Senator Loren Legarda congratulated the Administration’s economic team as she welcomed the investment upgrade of the Philippines’ Foreign-Currency Issuer Default Rating (IDR) from its 2013 rating of “BBB-” to “BBB” issued by the credit rating agency Fitch Ratings.
The new rating provides the country with a “stable” outlook, which means that the “upside and downside risks to the rating are balanced.”
Fitch Ratings cited the Philippines’ strong macroeconomic performance, solid domestic demand and inflows of foreign direct investment, and consistent fiscal policies geared towards a sustained decline in the gross general government debt (GGGD) ratio, among others, as key rating drivers for the investment upgrade.
“The Philippines’ investment upgrade is a product of prudent governance and our steadfast commitment to protect and improve the living conditions of our fellow Filipinos. I laud the efforts of both the public and private sector, especially the President and his economic team, in achieving this credit ratings status,” said Legarda, Chair of the Senate Committees on Finance, Foreign Relations, and Climate Change.
“The challenge really before us is to translate this positive outlook into actual actions, projects, and programs that will truly impact the poorest of our poor. May this good news serve as an inspiration for us to serve more, especially those whom we need to lift out of poverty,” the veteran legislator added.
According to the Department of Finance (DOF), the average GDP growth of the Philippines accelerated from 5.2% from 2003-2012–the period before the Philippines acquired an investment status–to 6.5% from 2013-2016. Moreover, for the first three quarters of this year, the economy grew to 6.7%, which the Duterte administration targets to grow by 6.5 to 7.5% this year, and 7 to 8% annually from 2018-2022.
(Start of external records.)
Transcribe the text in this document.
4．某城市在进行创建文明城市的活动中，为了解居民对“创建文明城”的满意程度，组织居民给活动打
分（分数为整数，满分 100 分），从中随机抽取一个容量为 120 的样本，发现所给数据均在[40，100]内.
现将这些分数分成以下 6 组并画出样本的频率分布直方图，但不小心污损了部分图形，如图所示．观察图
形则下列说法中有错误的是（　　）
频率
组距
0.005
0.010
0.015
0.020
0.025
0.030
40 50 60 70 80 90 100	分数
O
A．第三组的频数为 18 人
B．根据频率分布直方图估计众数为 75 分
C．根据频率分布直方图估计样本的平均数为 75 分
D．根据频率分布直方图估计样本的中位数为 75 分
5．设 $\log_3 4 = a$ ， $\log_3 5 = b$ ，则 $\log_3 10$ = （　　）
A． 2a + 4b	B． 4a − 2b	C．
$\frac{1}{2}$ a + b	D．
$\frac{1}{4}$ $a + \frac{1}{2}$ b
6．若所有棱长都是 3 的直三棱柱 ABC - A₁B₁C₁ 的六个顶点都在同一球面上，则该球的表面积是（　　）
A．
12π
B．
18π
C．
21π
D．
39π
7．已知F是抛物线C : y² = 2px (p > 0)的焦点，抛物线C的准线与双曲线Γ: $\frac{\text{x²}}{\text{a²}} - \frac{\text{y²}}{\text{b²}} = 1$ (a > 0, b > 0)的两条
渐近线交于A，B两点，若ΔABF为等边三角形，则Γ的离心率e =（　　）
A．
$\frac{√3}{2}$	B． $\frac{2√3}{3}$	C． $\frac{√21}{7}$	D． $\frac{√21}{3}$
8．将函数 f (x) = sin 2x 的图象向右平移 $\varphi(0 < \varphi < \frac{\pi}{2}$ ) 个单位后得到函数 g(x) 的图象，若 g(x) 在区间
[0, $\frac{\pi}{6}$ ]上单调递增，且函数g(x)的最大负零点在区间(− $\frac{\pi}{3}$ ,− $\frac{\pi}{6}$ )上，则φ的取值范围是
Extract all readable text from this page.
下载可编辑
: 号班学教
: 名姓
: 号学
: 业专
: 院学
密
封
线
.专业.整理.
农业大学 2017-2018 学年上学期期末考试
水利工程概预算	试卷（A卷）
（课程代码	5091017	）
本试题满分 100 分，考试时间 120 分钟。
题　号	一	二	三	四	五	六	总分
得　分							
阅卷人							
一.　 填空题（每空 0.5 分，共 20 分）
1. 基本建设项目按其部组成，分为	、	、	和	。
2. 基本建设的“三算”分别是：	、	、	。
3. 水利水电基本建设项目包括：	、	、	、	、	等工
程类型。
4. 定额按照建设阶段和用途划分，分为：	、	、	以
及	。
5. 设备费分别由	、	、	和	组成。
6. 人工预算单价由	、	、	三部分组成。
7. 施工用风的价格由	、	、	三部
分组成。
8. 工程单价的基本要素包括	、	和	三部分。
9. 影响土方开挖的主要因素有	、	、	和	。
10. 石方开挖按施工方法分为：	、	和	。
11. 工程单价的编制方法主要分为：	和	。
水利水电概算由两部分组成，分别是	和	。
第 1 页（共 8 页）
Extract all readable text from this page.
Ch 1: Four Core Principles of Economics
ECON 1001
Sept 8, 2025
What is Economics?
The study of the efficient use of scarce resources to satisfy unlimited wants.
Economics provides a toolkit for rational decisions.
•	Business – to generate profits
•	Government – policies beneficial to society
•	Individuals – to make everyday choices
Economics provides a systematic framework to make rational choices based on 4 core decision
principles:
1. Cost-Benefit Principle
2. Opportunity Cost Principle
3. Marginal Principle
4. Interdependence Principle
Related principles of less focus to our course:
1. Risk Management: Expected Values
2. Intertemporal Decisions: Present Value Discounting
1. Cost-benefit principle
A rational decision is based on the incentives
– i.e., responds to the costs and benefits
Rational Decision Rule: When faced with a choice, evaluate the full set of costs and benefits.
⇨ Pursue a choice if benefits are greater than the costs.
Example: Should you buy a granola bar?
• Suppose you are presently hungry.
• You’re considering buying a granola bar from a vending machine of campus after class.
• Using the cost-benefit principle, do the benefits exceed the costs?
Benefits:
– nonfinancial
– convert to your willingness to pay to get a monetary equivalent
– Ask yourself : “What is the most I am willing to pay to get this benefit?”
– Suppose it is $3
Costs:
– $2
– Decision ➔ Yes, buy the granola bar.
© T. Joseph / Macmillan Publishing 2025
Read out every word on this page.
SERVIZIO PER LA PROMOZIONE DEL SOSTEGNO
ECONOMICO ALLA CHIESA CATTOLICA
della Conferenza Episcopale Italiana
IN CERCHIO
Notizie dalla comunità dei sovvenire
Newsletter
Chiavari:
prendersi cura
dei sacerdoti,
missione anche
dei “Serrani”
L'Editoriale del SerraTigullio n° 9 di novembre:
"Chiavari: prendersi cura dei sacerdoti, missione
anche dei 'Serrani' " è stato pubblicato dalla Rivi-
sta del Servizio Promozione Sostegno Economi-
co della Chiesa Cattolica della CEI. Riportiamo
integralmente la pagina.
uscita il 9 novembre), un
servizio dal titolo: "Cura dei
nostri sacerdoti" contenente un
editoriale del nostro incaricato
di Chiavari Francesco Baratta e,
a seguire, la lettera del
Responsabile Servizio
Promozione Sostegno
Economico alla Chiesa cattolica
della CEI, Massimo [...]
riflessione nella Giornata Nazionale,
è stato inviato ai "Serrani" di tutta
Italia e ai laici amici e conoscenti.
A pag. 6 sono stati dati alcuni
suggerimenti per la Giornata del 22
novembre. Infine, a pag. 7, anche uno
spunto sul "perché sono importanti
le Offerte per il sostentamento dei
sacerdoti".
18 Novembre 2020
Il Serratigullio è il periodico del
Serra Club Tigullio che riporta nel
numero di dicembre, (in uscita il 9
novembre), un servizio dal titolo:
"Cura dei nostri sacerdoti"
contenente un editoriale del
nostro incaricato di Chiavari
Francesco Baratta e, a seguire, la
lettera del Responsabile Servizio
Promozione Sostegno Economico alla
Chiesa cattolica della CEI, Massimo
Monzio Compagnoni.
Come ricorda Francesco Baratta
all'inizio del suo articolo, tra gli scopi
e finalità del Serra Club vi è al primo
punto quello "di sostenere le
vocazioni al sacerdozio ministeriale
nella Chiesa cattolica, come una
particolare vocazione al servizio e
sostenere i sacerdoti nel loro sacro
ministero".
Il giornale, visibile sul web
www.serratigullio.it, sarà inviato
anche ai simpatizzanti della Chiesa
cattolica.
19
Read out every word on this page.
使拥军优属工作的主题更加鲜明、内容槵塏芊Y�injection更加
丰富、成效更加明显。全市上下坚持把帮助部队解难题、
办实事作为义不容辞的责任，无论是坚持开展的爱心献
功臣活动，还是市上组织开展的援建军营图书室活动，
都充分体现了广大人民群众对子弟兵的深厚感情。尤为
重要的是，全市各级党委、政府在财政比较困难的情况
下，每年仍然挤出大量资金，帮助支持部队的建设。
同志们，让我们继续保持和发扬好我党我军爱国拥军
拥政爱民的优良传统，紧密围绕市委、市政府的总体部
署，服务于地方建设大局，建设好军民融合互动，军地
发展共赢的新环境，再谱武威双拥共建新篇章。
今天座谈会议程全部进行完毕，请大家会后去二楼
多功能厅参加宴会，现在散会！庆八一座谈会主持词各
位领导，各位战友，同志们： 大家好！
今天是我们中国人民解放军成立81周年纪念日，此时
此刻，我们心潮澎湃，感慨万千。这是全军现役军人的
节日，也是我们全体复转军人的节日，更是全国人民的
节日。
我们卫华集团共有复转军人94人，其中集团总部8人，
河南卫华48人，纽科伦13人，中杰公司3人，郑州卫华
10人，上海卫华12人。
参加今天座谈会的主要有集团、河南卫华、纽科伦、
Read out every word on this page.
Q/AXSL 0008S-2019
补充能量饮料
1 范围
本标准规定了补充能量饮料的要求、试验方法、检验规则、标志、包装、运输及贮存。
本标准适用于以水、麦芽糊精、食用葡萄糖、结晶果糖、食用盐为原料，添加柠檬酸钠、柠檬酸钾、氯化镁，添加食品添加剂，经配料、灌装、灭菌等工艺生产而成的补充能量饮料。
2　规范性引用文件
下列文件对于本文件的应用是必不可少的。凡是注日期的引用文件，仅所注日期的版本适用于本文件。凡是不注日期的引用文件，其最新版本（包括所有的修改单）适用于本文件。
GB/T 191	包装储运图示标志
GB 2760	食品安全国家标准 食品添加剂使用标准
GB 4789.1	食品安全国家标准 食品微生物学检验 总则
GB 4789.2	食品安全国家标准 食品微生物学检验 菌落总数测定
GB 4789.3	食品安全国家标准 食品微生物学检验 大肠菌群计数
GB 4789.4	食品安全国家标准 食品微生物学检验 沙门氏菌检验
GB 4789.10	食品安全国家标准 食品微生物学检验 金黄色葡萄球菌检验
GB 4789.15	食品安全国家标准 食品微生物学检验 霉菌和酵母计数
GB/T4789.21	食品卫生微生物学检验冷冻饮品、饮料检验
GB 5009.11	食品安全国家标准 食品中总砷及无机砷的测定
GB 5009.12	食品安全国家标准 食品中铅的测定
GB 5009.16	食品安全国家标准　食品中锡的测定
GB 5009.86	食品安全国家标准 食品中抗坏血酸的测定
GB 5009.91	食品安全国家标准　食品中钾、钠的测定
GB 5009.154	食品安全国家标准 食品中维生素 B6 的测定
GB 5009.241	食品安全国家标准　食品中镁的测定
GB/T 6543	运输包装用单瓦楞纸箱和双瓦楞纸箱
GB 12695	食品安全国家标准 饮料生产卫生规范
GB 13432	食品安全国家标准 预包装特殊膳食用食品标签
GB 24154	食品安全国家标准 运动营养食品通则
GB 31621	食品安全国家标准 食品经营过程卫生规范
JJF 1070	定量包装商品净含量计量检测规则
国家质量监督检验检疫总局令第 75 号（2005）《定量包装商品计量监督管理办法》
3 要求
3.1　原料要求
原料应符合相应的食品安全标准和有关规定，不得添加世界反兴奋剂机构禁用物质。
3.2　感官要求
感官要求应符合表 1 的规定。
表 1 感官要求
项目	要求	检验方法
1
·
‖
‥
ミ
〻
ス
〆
The seasoned lawmaker said that Fitch Ratings, meanwhile, forecasts GDP growth of 6.8% in 2018 and 2019, which would maintain the Philippines’ place among the fastest-growing economies in the Asia-Pacific region primarily because of the government’s “Build Build Build” infrastructure development agenda to spend between $160 billion and $170 billion on infrastructure projects nationwide until 2022.
Moreover, Fitch Ratings also expects the Philippines’ fiscal profile to improve as a result of the government’s Tax Reform for Acceleration and Inclusion (TRAIN) initiative, which is targeted to be signed into law before the year ends. The first package is estimated by the credit rating agency to boost government revenues in the amount equivalent to 0.5 to 0.8% of the country’s GDP in 2018. “Moving forward, there is no other option for us but to sustain this level and strive to achieve a higher investment status. Our efforts through the ‘Build, Build, Build’ infrastructure development agenda and the TRAIN initiative are major efforts that will certainly usher in more growth for the Philippines,” the lady senator said.
“We also need to remember that all these efforts should be contextualized in the service of the millions of Filipinos. We cannot truly achieve real lasting growth if marginalized and vulnerable communities are not included in this development path. The more we invest in all of our people, the greater we transform our country,” she concluded.